Choosing a diet soda to replace sugar seems a healthy reflex to protect your figure and your heart. Behind these products hide
artificial sweeteners or “non-nutritive”, used to provide sweet taste without calories. However, a Chilean team has shown, in mice, that these additives can leave traces well beyond the generation that consumes them.
In this study published in the journal Frontiers in Nutritionresearchers were interested in
sucralose and to the
steviatwo sweeteners widely used in sodas, desserts and dairy products. “We found it intriguing that despite the increasing consumption of these additives, the prevalence of obesity and metabolic disorders such as insulin resistance has not decreased“, declared Dr. Francisca Concha Celume of the Universidad de Chile, quoted by Frontiers. For her, these products could influence metabolism in a way that is still poorly understood.
Effects of artificial sweeteners on mouse offspring
The scientists divided 47 mice into three groups: plain water, water with sucralose or water with stevia, at a dose close to what a human would consume in a usual diet. The parent animals received these drinks for 16 weeks, then had two generations of young. The descendants only drank water, which made it possible to monitor transmitted effects without direct exposure.
“Animal models allow us to very precisely control environmental conditions and isolate the effect of a specific factor, such as a dietary compound, while following multiple generations in a relatively short period of time“, explained Dr. Francisca Concha Celume.
Each generation took a glucose tolerance test, which assesses how well the body handles sugar, and provided stool samples to analyze the
intestinal microbiota. The parents did not develop any marked intolerance. In contrast, their sons from the sucralose group showed a slightly disrupted glucose response, and the second generation showed higher fasting blood sugar levels in males from the sucralose group and females from the stevia group.
Sucralose, stevia and intestinal microbiota: two very different profiles
On a microbial level, both sweeteners modified the composition of intestinal bacteria. The exposed mice displayed a more diverse microbiota, but with fewer species considered beneficial and more potentially pathogenic bacteria, especially with sucralose. These changes, as well as a drop in short chain fatty acids produced by the bacteria, persisted in the following two generations, a sign of a lasting effect on the intestinal ecosystem. Short-chain fatty acids are essential for intestinal well-being because they nourish the cells forming the lining of the colon, called colonocytes. They can help alleviate a variety of intestinal problems, ranging from minor disorders to chronic illnesses and even cancer.
The researchers also studied key genes in inflammation, intestinal barrier function, and hepatic and intestinal metabolism. Scientists found that sweeteners produced different effects, which changed over time:
- In the first generation, only male offspring of mice that ingested sucralose showed signs of glucose intolerance. However, from the second generation, fasting hyperglycemia was observed in the male descendants of mice that consumed sucralose, as well as in the female descendants of mice that consumed stevia.
- Both groups of mice that ingested sweeteners had a more diverse gut microbiota, but with reduced levels of short-chain fatty acids, indicating less production of beneficial metabolites by the bacteria. Subsequent generations also showed lower concentrations of these fatty acids. Mice that consumed sucralose were more severely and lastingly affected by changes in the gut microbiota, with a greater presence of pathogenic species and a decrease in beneficial bacterial species in their feces.
- Additionally, sucralose appears to stimulate the expression of genes associated with inflammation and reduce the expression of genes related to metabolism over two generations after its consumption. Stevia also influences gene expression, but its effects are less pronounced and are not passed down beyond one generation.
“When we compared generations, these effects were generally more pronounced in the first generation and tended to diminish in the second.”said Dr. Francisca Concha Celume. “Overall, sucralose-related effects were more consistent and persistent across generations.”.

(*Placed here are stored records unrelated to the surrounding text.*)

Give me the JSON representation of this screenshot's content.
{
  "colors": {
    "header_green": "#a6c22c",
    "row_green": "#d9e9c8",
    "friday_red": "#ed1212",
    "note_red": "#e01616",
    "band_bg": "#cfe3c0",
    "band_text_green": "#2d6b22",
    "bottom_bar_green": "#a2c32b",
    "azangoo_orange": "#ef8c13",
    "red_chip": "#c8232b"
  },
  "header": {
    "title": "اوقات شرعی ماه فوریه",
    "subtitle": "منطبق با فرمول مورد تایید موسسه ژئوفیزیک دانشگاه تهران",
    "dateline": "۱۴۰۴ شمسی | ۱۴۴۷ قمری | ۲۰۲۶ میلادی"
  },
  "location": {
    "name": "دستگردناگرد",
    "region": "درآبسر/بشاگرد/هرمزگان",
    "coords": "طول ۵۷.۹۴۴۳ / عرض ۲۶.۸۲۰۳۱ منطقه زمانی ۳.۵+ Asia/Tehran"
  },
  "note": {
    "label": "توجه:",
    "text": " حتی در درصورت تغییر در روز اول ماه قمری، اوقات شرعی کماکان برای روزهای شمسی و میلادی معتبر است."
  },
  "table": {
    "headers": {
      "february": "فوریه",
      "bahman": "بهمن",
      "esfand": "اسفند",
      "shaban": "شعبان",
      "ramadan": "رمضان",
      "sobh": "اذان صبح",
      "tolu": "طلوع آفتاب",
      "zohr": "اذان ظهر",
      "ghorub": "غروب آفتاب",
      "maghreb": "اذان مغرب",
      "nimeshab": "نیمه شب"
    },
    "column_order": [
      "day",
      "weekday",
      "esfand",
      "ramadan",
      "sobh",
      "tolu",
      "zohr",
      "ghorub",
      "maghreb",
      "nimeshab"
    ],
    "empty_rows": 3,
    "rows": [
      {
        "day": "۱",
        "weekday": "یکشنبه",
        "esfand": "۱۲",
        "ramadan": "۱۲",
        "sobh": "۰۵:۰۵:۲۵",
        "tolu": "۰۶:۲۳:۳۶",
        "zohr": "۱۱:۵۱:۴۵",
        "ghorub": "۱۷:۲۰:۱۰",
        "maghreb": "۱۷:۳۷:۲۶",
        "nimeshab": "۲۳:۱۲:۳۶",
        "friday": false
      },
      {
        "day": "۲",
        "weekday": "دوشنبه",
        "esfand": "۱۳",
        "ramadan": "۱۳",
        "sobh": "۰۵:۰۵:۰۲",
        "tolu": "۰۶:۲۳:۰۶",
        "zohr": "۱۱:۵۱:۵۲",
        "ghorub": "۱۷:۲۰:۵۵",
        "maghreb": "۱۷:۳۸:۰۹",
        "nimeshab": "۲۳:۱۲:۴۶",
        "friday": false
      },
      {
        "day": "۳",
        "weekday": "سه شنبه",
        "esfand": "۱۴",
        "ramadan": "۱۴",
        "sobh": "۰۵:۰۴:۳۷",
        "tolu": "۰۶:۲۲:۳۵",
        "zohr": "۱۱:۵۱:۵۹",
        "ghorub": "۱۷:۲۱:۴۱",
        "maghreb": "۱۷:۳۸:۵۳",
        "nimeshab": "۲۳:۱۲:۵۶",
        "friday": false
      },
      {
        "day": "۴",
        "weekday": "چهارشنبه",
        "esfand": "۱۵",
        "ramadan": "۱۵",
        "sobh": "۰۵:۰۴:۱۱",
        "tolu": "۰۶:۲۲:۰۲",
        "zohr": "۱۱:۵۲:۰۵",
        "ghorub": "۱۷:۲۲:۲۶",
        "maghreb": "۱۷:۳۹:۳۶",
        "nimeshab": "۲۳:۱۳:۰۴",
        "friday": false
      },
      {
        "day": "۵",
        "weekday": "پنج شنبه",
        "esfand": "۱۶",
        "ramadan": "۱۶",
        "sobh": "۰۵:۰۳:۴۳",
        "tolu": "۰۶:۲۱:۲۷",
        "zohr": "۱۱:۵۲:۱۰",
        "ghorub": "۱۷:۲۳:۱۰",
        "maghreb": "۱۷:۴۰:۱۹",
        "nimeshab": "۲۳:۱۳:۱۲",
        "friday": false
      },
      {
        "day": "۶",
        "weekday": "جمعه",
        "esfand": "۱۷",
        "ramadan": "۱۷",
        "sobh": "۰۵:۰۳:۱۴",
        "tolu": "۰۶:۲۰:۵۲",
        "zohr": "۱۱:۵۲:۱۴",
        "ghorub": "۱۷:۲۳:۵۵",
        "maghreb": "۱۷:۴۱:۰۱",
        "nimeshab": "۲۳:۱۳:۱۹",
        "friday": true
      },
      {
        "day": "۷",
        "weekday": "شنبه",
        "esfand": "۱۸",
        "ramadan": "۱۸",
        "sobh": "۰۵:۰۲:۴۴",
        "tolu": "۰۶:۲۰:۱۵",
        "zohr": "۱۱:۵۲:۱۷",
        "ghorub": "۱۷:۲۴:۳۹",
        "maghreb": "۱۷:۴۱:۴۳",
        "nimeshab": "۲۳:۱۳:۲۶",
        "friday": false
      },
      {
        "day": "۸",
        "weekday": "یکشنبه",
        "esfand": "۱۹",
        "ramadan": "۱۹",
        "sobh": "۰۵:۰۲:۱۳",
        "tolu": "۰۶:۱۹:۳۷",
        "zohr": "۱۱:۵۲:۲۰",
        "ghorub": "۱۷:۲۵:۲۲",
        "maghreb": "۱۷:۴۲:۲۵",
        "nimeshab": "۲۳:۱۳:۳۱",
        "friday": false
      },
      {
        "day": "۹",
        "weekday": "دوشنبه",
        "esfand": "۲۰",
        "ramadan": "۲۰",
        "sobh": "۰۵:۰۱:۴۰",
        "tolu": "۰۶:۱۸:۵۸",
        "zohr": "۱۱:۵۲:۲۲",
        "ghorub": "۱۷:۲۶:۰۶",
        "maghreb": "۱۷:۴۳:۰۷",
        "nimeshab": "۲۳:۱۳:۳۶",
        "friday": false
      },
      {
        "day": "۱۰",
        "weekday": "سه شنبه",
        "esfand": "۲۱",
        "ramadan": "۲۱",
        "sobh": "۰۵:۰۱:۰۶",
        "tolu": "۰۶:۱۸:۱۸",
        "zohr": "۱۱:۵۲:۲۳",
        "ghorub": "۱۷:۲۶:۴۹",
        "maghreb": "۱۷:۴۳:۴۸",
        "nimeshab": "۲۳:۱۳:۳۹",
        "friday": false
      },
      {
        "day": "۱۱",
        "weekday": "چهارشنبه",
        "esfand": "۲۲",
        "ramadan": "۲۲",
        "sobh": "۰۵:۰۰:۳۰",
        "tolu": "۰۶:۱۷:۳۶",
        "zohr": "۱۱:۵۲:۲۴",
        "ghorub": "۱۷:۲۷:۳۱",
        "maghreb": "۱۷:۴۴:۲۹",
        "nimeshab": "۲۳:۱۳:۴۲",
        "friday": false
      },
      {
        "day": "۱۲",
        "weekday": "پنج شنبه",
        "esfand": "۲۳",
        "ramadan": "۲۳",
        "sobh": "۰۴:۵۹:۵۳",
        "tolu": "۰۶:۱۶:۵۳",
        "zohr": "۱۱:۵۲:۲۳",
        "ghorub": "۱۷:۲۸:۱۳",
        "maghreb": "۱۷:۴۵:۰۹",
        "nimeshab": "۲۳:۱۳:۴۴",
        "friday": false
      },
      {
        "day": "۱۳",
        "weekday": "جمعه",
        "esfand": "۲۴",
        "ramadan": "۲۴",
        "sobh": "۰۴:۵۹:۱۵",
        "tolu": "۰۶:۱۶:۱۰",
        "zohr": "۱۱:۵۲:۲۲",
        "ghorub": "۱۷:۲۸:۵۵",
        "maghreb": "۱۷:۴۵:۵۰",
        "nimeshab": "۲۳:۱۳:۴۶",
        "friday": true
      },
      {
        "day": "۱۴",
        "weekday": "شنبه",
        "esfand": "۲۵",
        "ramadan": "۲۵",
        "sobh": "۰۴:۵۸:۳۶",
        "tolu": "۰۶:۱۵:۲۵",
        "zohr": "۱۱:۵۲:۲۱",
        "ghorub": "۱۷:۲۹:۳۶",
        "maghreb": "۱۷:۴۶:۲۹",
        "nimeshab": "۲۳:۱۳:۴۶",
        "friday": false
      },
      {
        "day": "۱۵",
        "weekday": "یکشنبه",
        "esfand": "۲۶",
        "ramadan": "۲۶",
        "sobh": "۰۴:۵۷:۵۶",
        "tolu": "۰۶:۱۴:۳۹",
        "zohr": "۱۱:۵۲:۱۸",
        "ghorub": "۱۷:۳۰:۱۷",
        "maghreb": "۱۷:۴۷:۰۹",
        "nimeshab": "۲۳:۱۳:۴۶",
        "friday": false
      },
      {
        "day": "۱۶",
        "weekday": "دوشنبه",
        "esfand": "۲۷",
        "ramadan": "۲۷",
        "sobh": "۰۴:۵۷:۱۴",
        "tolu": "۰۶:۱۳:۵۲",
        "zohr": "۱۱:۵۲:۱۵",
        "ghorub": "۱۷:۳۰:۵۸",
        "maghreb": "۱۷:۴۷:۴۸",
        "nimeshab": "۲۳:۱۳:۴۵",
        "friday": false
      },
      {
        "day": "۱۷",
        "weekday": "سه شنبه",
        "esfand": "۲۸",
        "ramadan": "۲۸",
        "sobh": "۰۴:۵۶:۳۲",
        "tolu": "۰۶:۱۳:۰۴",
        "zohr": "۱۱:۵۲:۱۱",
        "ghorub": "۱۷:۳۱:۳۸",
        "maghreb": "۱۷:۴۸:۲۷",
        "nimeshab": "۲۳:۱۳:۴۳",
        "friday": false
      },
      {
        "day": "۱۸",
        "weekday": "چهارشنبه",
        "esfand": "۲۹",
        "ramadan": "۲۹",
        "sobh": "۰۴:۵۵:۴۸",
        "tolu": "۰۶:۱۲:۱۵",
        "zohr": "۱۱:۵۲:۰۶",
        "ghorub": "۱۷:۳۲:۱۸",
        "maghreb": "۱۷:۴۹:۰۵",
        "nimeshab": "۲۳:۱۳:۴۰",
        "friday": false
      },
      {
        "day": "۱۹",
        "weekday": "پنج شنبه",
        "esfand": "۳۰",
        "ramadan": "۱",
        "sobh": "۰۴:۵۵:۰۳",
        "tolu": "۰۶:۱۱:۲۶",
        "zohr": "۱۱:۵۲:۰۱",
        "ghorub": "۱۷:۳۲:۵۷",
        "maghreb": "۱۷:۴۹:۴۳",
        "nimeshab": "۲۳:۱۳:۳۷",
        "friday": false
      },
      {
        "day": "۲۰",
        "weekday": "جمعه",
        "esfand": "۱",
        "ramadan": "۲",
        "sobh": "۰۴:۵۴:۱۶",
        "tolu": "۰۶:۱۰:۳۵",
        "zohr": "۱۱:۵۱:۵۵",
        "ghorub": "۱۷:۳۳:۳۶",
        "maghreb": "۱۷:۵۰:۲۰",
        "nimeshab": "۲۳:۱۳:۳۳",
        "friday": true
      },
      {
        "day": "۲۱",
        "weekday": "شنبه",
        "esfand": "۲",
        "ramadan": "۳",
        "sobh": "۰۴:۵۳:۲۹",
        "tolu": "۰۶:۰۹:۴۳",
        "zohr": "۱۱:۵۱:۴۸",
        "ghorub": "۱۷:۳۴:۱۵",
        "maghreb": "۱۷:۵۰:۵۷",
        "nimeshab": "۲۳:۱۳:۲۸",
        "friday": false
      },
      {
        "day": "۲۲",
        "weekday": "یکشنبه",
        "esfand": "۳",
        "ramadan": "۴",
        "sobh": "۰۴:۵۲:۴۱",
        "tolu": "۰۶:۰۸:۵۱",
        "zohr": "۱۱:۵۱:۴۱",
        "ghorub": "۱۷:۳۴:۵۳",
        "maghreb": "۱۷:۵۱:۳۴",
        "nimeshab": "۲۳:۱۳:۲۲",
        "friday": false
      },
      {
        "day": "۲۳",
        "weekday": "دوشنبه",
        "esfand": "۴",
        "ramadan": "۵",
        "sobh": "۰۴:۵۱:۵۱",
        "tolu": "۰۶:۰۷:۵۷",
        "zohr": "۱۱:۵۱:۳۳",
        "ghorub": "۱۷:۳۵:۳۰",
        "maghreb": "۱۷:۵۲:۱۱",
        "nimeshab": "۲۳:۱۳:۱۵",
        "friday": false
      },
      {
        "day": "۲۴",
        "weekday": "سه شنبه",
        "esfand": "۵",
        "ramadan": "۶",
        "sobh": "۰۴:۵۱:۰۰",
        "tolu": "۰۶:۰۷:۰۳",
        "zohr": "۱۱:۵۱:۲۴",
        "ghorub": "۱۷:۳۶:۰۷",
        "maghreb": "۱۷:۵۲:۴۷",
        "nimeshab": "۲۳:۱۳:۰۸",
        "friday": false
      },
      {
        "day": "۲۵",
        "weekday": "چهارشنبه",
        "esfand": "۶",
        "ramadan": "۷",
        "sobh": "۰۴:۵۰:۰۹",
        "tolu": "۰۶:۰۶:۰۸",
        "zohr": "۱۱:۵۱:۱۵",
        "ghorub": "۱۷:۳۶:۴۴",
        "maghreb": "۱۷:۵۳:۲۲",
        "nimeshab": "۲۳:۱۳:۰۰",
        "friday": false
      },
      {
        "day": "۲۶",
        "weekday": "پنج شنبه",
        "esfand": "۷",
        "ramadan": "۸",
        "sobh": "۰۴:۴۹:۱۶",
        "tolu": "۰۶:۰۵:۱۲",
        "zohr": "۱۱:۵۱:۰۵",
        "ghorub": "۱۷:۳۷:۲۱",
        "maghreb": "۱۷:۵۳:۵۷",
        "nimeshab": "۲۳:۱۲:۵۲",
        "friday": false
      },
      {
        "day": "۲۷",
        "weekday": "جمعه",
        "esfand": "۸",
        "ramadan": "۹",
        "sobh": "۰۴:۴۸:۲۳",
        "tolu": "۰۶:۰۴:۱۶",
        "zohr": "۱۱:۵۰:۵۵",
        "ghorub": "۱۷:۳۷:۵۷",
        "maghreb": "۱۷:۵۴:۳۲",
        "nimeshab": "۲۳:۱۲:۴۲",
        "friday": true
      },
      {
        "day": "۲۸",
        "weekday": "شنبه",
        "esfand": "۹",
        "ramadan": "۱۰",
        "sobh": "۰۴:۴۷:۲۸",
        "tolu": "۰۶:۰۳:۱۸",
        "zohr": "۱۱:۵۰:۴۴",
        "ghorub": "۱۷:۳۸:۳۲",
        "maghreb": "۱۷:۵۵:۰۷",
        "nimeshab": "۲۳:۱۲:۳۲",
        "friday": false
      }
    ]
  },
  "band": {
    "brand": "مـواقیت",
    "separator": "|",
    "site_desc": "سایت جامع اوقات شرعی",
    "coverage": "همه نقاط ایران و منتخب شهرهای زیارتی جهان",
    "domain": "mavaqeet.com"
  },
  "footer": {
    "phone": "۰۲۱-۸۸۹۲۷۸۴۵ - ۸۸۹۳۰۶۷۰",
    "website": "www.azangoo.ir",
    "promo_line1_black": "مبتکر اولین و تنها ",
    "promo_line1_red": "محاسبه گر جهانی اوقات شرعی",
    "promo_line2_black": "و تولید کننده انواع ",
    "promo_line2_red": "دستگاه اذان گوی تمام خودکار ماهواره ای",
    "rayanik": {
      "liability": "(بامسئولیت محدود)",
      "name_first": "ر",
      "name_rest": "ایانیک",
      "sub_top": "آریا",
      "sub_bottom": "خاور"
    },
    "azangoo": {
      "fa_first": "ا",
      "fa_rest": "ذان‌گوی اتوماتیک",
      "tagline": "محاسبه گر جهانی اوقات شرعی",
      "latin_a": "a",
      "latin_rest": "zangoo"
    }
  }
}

What do these results mean for future human generations?
According to the expert, the changes observed could be interpreted as early biological signals linked to metabolic or inflammatory processes. More clearly, it is possible that such changes may increase susceptibility to metabolic disorders under certain conditions, such as a high-fat diet.
The experiment remains carried out in mice and does not prove that these phenomena occur in humans, but it suggests a risk of intergenerational effects on future generations linked to microbiota and epigenetics. For the team, the goal is not to panic the public. Dr. Francisca Concha Celume summarizes: “It may be reasonable to consider moderation in the consumption of these additives and to continue to study their long-term biological effects.”.